But she had no formal training for the calliope. She had seen it being played and thought she could play it as well. One week, when the regular calliope player was sick, she volunteered to take over for him. He never returned.
That was three decades ago, and her job puts Debbie in an exclusive club of perhaps only a dozen calliope players in the nation. The substitute gig has become her life. She fondly remembers playing “Happy Birthday” for the six-year-old, Steven Nicoulin, who grew up and now captains the Steamboat Natchez.
Debbie could play her short, pre-voyage concerts and go home, take a rest and return for the next round. Instead, whenever she can, she rides the river excursion, eats with the passengers, enjoys the view. After all, this is a steamboat that has had as passengers President Gerald Ford, Vanna White, the Vienna Boys Choir and Snoop Dogg, to name just a few celebrities listed on a salon plaque.
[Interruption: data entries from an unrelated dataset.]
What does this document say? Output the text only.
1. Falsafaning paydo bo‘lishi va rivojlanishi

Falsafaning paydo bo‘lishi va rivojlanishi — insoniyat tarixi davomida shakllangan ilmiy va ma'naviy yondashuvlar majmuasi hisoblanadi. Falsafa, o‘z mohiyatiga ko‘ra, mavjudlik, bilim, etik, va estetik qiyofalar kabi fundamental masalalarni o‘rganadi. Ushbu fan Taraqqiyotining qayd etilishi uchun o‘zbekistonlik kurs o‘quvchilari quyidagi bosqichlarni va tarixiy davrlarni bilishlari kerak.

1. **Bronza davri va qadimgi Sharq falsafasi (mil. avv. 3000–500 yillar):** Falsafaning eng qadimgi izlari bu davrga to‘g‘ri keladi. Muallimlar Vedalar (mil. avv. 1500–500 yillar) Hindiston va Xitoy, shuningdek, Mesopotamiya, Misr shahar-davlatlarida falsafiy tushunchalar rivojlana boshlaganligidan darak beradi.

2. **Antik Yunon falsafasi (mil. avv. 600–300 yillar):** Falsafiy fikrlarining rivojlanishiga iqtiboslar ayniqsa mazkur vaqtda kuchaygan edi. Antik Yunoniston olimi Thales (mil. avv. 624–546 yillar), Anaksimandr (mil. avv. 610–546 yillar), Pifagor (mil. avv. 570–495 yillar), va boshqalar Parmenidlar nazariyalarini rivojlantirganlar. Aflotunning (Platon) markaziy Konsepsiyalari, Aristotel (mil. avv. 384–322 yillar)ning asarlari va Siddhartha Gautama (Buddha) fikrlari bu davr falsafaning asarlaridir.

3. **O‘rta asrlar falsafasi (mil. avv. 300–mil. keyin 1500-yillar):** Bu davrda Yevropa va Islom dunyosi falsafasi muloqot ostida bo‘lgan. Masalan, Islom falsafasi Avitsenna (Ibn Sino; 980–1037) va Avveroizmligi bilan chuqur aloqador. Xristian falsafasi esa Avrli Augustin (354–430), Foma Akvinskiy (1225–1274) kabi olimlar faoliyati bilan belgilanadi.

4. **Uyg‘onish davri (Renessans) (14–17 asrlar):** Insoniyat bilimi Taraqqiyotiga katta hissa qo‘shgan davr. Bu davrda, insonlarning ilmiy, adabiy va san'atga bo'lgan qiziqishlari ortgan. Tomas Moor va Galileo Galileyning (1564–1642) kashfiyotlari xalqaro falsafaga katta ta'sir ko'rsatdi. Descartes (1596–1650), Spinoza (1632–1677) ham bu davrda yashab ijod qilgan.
“I never wake up in the morning and wish I didn’t have to go to work. I have a church mode and a boat mode, but sometimes I combine the two.”
At 65, Debbie has had a few health challenges that she mostly managed to take care of in the month of January, when the boat is in layup. She’s had two knee replacements – both during January layups – but still scrambles up to the pilothouse and its deck with spunk, if not ease.
The river rides are never the same. Once a man chartered the boat to propose to his sweetheart. The food and beverage workers had to wear tuxedoes. Another onboard proposal had to be narrated by Debbie, on the intercom. A Jackson Square wedding ended with a coordinated calliope rendition of “Going to the Chapel.”
After each performance, Debbie Fagnano takes a short bow and waves to acknowledge the part of her audience she can see.
“I’m always mindful that the entire French Quarter can hear the calliope,” she says, which inspires her to vary her playlist and to limit the performance to 15 minutes. An exception: after Katrina she’d sometimes play for an hour, just because it brought some normalcy back to the city, and to her.
“I had strangers tell me that when they heard the calliope, they knew things were going to be okay.”